SFAS 157: Market Prices Too Low? Just Ignore Them!
posted on
Mar 31, 2008 07:24PM
Hi all,
I totally missed this over the weekend. Got this off a poster on the ECU board. Un-real.
Deno
Monday, March 31, 2008 | 11:52 AM
SFAS 157: Market Prices Too Low? Just Ignore Them!
Here's a honey of an idea that almost slipped by unnoticed last week. Thankfully, the NYT's sharp eyed business columnist, Floyd Norris, caught it.
An SEC opinion letter advising companies how to deal with their Level 3 assets made a rather curious suggestion. They advised that if the prices of mark-to-model crappy paper are underwater, well then, declare it the result of forced liquidation -- and then you can simply ignore them.
It truly boggles the mind.
Would someone please explain to me how providing an official mechanism for allowing companies to ignore market values of the bad investments they made help investors? Instead of working towards transparency, the SEC is providing a mechanism to allow banks to hide losses from their shareholders. This is nothing short of an invitation to commit fraud.
Here's the offending passage:
“Under SFAS 157, it is appropriate for you to consider actual market prices, or observable inputs, even when the market is less liquid than historical market volumes, unless those prices are the result of a forced liquidation or distress sale. Only when actual market prices, or relevant observable inputs, are not available is it appropriate for you to use unobservable inputs which reflect your assumptions of what market participants would use in pricing the asset or liability.” (emphasis added)

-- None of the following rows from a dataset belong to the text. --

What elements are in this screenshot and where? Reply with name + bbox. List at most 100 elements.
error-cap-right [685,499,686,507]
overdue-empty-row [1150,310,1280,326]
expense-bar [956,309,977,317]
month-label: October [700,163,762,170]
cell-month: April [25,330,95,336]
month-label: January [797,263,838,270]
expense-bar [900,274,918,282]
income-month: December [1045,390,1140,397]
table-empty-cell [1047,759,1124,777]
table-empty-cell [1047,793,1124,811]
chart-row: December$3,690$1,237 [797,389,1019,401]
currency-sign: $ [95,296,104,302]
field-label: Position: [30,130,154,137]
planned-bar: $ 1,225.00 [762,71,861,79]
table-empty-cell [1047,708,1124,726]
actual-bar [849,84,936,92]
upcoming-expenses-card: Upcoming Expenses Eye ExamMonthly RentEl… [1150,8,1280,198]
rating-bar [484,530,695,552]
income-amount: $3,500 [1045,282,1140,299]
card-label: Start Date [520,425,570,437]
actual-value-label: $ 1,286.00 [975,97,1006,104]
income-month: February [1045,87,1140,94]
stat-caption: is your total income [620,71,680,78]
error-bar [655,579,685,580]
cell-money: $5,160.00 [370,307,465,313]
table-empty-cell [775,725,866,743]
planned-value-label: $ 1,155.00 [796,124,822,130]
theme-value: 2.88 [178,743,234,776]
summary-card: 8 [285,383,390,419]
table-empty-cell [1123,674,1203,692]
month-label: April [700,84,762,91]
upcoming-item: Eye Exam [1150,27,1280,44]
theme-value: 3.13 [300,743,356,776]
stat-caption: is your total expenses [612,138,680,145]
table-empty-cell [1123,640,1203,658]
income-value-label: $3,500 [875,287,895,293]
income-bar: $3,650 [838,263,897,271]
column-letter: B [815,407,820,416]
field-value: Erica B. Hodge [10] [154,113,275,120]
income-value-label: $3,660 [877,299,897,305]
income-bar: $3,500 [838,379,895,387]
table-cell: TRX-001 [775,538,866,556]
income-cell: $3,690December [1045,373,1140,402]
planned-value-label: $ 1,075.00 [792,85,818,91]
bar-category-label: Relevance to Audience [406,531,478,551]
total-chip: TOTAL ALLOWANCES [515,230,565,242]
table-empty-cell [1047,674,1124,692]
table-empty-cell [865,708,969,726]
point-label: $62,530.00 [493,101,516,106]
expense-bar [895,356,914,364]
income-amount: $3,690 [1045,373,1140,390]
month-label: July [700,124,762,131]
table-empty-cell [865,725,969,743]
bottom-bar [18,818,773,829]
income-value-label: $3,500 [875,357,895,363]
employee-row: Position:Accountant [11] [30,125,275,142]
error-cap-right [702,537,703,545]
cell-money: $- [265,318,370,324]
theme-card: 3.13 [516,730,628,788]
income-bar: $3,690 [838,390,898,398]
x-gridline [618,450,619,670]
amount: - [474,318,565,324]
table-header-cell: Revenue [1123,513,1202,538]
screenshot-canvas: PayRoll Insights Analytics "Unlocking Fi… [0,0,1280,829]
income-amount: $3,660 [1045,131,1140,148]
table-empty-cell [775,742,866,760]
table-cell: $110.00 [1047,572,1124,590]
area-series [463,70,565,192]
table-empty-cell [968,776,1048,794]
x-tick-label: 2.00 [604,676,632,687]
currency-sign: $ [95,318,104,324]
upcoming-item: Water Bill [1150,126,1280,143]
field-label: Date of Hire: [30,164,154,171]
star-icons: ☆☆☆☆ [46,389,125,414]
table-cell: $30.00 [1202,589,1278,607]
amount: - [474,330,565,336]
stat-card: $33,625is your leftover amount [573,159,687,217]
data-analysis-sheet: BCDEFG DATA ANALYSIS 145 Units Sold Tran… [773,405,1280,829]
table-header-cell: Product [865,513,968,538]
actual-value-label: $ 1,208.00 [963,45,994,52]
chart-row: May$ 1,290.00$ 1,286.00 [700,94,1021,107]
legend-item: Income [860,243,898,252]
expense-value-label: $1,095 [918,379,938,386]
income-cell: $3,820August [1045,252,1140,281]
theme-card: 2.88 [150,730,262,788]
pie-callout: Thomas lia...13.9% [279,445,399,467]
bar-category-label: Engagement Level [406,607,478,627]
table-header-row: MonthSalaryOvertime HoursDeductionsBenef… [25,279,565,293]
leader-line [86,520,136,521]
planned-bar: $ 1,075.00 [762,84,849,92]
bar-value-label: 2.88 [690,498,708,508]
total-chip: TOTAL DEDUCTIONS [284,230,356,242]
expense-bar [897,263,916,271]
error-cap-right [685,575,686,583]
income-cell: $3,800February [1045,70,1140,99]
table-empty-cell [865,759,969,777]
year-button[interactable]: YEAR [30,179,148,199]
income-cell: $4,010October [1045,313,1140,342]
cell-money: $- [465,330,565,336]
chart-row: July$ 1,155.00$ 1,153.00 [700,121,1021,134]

Norris suggests this is an invitation for banks having two sets of books. One for Bank disclosures for shareholders: Ignore these paper losses, the prices are only due to a forced liquidation -- and another for Margin calls: Hey! You are underwater by XX% in this; send in more money! Apparently, the SEC believes prices are irrelevant, except when it comes to margin calls.
Stop and think about this for a moment: Every margin call is essentially a forced sale. Consider the alphabet soup of highly leveraged derivatives out there, where many of the most recent trades have occurred because some hedgie has blown up. What might the unintended consequences of this rule actually be?
Today is the last day of the quarter. There is often window dressing to the upside the last few days before a Q's end to make the fund's performance look better. Imagine if there was an incentive to make a huge category of derivatives' last trade appear to be the result of a margin call? We would have this enormous window dressing down -- so as to not have to come up with a legitimate value for tier 3 junk.
This is a directive to banks to make the situation much, much worse. They can clean up their own books by forcing liquidations elsewhere. Un-fricking-believable.